JOHN BUNYAN
MAN OF MANY ABILITIES – PART 1
THE renowned Dr. John Owen told Charles 11 : “I would willingly exchange all my learning for the tinker’s power of touching men’s heart’s.” He was a personal friend and admirer, and never lost an opportunity of hearing him preach whenever Bunyan visited London. For almost three hundred years his immortal allegory Pilgrim’s Progress has been touching men’s hearts, and has secured him a fame reserved for only the very elite of English authors. The Dream-story has been translated into a hundred and twenty languages, more than any other book save the Bible
Many have sought to imitate his style and his use of allegory but he remains unique. His education was scanty but the learning which he acquired in His Saviour’s School of Suffering gave him a depth of insight into. the human heart which few have equalled. Well might the poet Browning exclaim :
“Tis my belief, GOD spoke
No tinker has such power.”
TINKER
He was born in November 1628 in the little village of Elstow, near Bedford. His father was a poor tinker or brazier, working at the forge by his cottage or going from farm to farm in course of his trade, mending metal wares. In this trade John was destined to follow, but evidently he did not learn his religion from his father for he says, “poverty but not piety was the mark of our home.” He records his gratitude that his parents put him to school to learn to read and write, but it’s clear that his education was very limited as he confesses: “I did soon lose the bit I learnt . . . long before the Lord did His gracious work of conversion upon my soul.
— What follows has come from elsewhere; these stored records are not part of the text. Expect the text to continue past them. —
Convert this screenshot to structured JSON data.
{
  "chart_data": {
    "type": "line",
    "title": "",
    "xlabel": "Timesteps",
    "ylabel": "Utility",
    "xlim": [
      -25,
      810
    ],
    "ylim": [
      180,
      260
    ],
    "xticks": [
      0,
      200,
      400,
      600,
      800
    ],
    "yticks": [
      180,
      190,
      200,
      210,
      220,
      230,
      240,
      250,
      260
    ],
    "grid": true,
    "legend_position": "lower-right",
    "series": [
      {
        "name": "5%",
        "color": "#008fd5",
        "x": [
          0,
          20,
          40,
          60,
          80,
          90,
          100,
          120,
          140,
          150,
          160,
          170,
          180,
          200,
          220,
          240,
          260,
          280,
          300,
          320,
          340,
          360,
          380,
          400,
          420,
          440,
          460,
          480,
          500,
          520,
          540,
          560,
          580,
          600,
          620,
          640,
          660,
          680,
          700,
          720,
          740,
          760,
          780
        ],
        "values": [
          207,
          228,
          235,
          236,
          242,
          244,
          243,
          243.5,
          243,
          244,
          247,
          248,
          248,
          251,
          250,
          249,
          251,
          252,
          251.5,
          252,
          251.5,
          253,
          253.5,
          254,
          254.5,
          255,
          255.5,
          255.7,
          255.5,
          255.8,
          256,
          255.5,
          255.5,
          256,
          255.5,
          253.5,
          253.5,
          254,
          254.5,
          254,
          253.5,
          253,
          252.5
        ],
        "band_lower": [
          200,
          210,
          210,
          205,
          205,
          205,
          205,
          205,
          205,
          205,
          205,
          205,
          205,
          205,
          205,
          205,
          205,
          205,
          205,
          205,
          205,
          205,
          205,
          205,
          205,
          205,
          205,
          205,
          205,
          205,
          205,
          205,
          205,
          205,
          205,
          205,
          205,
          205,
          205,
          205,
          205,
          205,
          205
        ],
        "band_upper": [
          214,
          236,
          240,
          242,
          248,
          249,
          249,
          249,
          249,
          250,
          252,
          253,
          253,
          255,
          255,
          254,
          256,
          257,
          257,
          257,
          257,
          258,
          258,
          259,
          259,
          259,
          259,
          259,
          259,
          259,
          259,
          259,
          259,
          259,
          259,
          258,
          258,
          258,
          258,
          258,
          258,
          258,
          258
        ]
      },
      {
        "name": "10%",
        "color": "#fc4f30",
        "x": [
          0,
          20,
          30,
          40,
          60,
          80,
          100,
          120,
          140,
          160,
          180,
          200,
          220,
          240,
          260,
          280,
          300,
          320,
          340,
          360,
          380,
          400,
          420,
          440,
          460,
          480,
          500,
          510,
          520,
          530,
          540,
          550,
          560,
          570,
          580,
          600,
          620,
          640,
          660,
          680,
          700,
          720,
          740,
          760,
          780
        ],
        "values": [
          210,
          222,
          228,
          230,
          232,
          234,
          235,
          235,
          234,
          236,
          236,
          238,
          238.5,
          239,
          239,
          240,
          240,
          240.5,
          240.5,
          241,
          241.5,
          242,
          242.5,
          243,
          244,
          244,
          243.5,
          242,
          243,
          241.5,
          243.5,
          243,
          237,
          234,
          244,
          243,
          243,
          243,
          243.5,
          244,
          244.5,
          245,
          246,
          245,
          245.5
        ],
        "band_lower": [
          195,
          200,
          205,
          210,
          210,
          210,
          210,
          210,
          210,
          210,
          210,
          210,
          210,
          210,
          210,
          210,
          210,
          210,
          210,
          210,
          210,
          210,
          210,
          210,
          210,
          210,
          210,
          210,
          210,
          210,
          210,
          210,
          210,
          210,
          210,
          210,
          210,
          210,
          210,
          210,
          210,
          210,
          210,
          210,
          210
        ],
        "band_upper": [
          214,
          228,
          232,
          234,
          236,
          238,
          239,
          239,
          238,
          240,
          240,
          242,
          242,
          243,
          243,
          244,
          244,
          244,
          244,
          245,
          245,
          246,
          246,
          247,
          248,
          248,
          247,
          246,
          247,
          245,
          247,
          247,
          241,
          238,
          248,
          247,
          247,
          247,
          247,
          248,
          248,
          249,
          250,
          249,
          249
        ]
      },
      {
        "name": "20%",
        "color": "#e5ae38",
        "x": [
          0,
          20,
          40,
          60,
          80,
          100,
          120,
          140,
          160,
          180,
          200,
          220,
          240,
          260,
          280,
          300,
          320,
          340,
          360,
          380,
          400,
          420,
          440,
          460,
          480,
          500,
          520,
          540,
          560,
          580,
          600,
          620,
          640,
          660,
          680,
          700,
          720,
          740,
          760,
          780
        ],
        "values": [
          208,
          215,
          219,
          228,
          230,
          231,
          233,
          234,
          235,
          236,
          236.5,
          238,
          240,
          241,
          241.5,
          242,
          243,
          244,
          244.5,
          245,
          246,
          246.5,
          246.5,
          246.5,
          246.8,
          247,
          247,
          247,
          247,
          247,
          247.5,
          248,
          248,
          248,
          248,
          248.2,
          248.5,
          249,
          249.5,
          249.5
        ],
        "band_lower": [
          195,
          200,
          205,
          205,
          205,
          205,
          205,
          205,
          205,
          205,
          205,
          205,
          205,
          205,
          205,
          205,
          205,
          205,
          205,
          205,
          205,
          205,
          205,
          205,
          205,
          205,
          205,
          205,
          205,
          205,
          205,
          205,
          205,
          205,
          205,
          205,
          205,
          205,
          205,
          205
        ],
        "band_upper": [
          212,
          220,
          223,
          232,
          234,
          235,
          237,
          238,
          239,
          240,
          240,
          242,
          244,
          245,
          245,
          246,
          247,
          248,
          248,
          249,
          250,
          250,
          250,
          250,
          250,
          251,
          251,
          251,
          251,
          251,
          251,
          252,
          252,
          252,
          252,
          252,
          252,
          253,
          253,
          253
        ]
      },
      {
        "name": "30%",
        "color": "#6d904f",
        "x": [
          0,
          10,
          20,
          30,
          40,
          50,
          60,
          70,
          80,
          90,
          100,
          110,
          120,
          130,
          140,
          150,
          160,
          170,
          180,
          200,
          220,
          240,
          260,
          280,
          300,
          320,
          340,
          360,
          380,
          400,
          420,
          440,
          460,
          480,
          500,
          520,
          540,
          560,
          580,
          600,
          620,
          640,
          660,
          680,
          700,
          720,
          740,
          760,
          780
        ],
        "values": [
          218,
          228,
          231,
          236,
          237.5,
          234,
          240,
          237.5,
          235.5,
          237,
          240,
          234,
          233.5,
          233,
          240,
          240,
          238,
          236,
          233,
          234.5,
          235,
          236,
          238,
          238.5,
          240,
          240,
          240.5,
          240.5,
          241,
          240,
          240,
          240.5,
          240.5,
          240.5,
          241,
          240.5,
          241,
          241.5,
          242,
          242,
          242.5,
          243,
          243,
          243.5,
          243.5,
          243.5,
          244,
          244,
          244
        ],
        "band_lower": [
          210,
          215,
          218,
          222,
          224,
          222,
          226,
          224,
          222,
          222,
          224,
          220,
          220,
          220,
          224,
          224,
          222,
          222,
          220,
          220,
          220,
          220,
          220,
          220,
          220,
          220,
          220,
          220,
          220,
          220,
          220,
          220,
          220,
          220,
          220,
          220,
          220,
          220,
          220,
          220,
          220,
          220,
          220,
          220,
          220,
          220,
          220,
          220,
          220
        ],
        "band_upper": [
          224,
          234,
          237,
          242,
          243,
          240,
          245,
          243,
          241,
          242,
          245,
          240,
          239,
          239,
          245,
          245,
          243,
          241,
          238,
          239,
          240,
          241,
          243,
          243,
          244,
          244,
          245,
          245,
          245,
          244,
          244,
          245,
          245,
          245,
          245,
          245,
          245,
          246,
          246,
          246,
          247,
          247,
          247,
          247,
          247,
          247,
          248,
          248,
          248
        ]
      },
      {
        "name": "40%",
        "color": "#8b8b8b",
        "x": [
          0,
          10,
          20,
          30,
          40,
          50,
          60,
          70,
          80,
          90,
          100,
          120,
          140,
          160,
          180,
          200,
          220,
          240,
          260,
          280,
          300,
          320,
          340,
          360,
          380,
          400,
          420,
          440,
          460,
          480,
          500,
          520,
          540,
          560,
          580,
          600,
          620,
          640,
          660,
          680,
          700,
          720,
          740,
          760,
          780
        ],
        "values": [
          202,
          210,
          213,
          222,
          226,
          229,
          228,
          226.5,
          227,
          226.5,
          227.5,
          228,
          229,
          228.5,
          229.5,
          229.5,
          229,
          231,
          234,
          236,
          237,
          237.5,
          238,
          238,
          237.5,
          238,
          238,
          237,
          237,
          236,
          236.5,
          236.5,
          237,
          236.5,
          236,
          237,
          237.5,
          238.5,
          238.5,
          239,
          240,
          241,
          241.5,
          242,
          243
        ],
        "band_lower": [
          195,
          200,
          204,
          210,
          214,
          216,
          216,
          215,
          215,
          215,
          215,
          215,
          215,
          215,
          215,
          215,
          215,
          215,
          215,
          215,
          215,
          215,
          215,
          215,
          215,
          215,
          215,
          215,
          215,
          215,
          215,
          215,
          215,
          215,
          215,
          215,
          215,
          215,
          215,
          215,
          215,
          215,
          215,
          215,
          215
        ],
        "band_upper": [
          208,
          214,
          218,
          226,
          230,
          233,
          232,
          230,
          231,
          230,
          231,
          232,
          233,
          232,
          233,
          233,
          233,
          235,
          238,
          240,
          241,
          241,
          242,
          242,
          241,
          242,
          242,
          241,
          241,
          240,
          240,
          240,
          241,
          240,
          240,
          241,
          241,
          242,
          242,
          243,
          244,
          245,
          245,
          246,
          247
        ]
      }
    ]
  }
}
Poverty compelled him to leave school and serve at the forge. His mother died when he was sixteen, his father soon remarried but it seems that John now fell into wild ways and became the ringleader of ungodly youths! The Civil War between the Cavaliers of Charles I and the Roundheads of Cromwell had broken out two years before in 1642. As sixteen was the regulation age for army service he was taken into the Parliamentary army.
SOLDIER
Hence the young tinker became a soldier. He says little about these army days but no doubt their influence comes to light in his writings. Marching with those Roundhead fighting-praying Captains he would, no doubt, find his models for such characters as Great-heart. Once he escaped death from a musket bullet through a comrade taking his place, and no doubt he heard many a sermon from Puritan chaplains, but when the army was disbanded in 1646 he was notorious for his cursing, swearing, lying and blaspheming, and on his own confession completely unconcerned about God. He married when he was 21 years of age and soon had a young family of four children, the first child Mary was blind and there was always a special bond between them. But he was then a gay, careless young man, revelling in the village gatherings, a keen dancer, and taken up with the various sports
His wife had evidently had a godly father, and she began to exert some religious influence upon him, by reading aloud from two books left by her father, and by persuading him to attend the local church. Once indeed in the midst of his Sunday afternoon sports on the green he thought he heard a voice from heaven but he kept it to himself and continued on his foul-mouthed way in which every other word was an oath. Once he was rebuked for his language by a loose woman who said that she trembled to hear him and that he was spoiling the youth of the whole town. This unlikely shaft went home and he was secretly ashamed.
To the amazement of himself and of others he stopped his swearing, and now became very religious, he read his Bible-especially the historical parts, and was willing to talk religion with anyone. For a year he thought he pleased God as well as any man in England, his neighbours marvelled at the alteration but he soon discovered that although he had religion he had not yet experienced regeneration.
One day on his rounds in Bedford he came across a group of women from John Gifford’s recently formed Gospel Church; he was very eager to talk about religion but soon found himself out of his depth when they talked about the new birth. Their conversation awakened him and he returned time and again to talk with them. In due time they referred him to their pastor who gladly talked to the young tinker about salvation. lt was not easy for him to find the “wicket gate” he was so given to self-examination and self-condemnation that he fell into the Slough of Despond.
How he wallowed, how difficult it was for him to get out, the struggle lasted two years or so, but dawn came at last. The burden rolled from his back and he was filled with, song and sun- shine. He became a regular adherent of the little group of believers in Bedford and he benefited greatly from the rich ministry of Gifford. Even so he still experienced dark times, days of blackest doubting and despair; Bunyan was only too well acquainted with Doubting Castle and grim Giant Despair. He really joined the church in 1653 and was probably baptised in the River Ouse around that time. (Although even in those days of liberty under Cromwell it was probably at dead of night, public baptism by immersion was still a subject for scorn and persecution).
Eventually he became a deacon of the church and as he continued to study the Word of God it became apparent to the faithful believers that here was a convert on whom God had His hand in a special way.
1655 was a year of sorrow in his life, just he lost his wife Mary, and then his godly pastor passed away. It was also a time of beginning of great things. He was asked to preach, and though not a little abashed feeling his own inadequacy, he ventured and his efforts were attended with immediate and evident blessings. His influence grew and people came in to hear the Word by hundreds from all parts.